3. The Beaverbrook Affair and Her Social Life
Later biographical accounts place a long affair with Lord Beaverbrook at the center of Venetia's postwar social life, usually beginning around 1919. This is one of those topics where the record used on this site is less direct than it is for the Asquith years. We are dealing more with synthesis and remembered pattern than with a single bombshell letter.
Still, the broad picture is consistent. Venetia did not become a dutiful political wife in retreat. She remained in the orbit of powerful men, lively houses, money, journalism, and clever talk. Beaverbrook fits that world perfectly: a press baron, a political operator, and the sort of man whose energy and resources matched the scale on which Venetia liked to live.
What makes this historically interesting is that her later social life was not mere decoration. It connected her to press power, Cabinet memory, and the postwar elite salon culture that replaced the pre-1914 coterie world. In other words, Venetia's afterlife was still political, even when it looked purely social from the outside.

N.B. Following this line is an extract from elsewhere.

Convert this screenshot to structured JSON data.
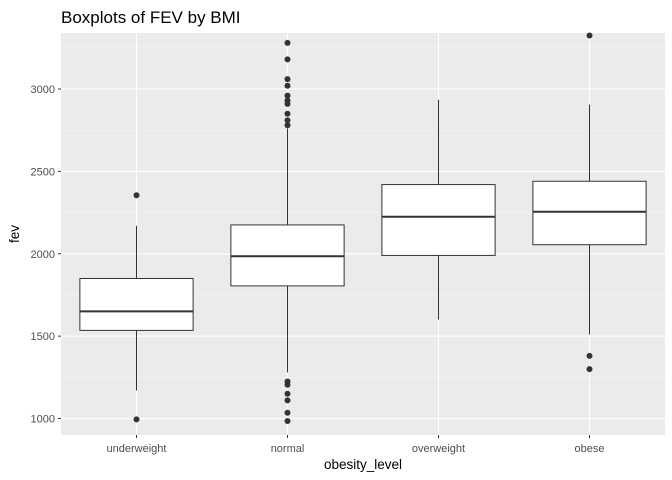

4. Her Daughter Judith and the Earl of Dudley Question
Judith Montagu, born on 6 February 1923, is central to the search history around Venetia because she carries the story into the next generation and because her paternity became a long-lived piece of society gossip. That gossip matters historically not because gossip is proof, but because it shows how Venetia was remembered: as a woman whose married life was assumed to be unconventional enough that even her daughter's paternity could be publicly doubted.
Existing material in this project is not perfectly tidy on the name attached to that rumor. Some notes reduce it to "Lord Eric Dudley," while other summaries point to the Dudley line more specifically, usually William Humble Eric Ward, then Viscount Ednam and later the 3rd Earl of Dudley. The careful conclusion is therefore limited: later rumor connected Judith to the Dudley circle rather than securely to Edwin Montagu, but the archive here records the gossip more clearly than it proves the fact.

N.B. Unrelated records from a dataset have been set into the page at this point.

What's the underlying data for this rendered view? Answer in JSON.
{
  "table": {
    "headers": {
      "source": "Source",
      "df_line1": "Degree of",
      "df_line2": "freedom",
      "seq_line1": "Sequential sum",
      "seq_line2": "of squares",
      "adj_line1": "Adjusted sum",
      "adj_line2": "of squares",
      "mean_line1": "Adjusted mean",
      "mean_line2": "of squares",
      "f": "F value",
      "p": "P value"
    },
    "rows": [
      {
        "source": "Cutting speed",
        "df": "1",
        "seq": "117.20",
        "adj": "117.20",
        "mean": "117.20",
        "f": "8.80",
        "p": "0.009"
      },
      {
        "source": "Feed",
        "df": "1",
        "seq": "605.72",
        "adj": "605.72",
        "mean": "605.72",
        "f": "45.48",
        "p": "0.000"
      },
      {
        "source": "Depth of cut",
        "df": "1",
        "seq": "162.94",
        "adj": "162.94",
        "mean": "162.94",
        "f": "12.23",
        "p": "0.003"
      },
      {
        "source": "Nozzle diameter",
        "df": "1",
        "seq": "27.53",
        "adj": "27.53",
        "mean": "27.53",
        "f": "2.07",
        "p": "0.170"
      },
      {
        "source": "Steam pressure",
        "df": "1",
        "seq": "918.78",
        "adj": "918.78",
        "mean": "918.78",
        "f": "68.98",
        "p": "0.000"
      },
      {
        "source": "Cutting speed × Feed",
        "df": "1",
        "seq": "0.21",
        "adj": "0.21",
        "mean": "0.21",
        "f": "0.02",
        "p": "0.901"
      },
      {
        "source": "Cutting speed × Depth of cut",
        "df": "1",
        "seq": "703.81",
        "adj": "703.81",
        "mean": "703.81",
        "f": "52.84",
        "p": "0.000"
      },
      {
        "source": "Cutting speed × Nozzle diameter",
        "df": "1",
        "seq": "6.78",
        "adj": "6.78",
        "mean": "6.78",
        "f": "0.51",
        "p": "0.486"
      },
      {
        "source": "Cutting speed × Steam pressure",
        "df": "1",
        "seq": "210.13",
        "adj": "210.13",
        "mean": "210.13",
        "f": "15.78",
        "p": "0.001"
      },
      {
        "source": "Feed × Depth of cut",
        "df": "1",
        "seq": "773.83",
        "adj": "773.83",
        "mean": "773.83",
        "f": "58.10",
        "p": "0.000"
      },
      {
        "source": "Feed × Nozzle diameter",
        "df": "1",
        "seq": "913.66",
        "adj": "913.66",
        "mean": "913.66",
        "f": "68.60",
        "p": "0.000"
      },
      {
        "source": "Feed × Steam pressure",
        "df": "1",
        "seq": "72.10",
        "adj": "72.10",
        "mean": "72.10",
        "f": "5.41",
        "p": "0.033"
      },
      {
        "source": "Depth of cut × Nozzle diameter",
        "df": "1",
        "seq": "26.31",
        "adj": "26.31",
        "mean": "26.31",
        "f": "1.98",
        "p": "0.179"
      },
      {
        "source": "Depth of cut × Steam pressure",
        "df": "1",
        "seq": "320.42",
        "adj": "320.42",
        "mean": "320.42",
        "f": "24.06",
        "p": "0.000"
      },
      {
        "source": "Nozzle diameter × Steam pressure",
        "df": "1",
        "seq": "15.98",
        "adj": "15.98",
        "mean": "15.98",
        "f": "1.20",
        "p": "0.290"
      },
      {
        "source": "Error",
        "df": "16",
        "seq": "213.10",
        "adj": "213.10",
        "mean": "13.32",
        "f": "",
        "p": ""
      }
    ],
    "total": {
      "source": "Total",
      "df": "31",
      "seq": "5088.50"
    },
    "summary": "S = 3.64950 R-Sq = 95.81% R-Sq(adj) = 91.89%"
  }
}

That distinction is important. Search pages often flatten this into a neat answer. Historical rigor requires a messier one: Judith's paternity became part of Venetia's legend, but legend is not the same thing as contemporaneous demonstration.

The Safe Historical Answer
Judith was Venetia's daughter. Rumors long circulated that Edwin Montagu was not the father. Later retellings attach the story to the Dudley family. The surviving material used on this site does not justify a more categorical statement than that.
Related Reading
The Marriage of Venetia Stanley and Edwin Montagu
The 1915 wedding, conversion, courtship timeline, and Asquith's reaction.
After the Breakup
The project chapter on estrangement, reconciliation, and the Montagus after 1915.
Who Was Edwin Montagu?
Montagu's politics, marriage, decline, and death in one wider guide.

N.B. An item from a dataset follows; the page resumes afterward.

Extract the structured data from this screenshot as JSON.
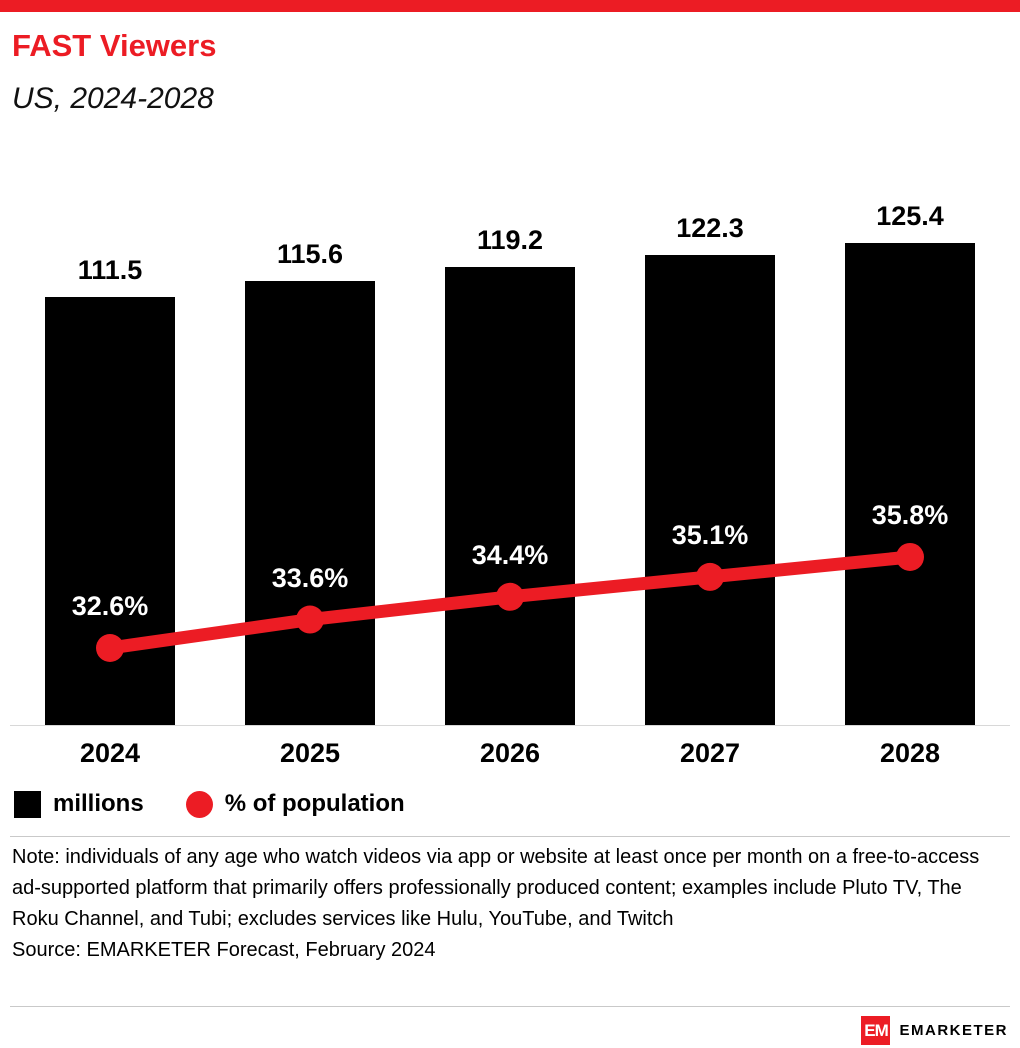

What Happened After the Book?
The broader fact-check page for readers arriving from Robert Harris's Precipice.
Sources and Method
This page combines the surviving Asquith-Venetia material used throughout the project with Cynthia Asquith's diary, the project's chapter summaries, and later biographical syntheses about the Montagu marriage and interwar years.
The evidentiary balance is uneven. The sections on marriage aftermath and Asquith's last visit rest on surviving correspondence and diary material. The Beaverbrook section and the Judith/Dudley question rely more heavily on later summaries and retrospective gossip. That difference is intentional and is reflected in how cautiously the page is written.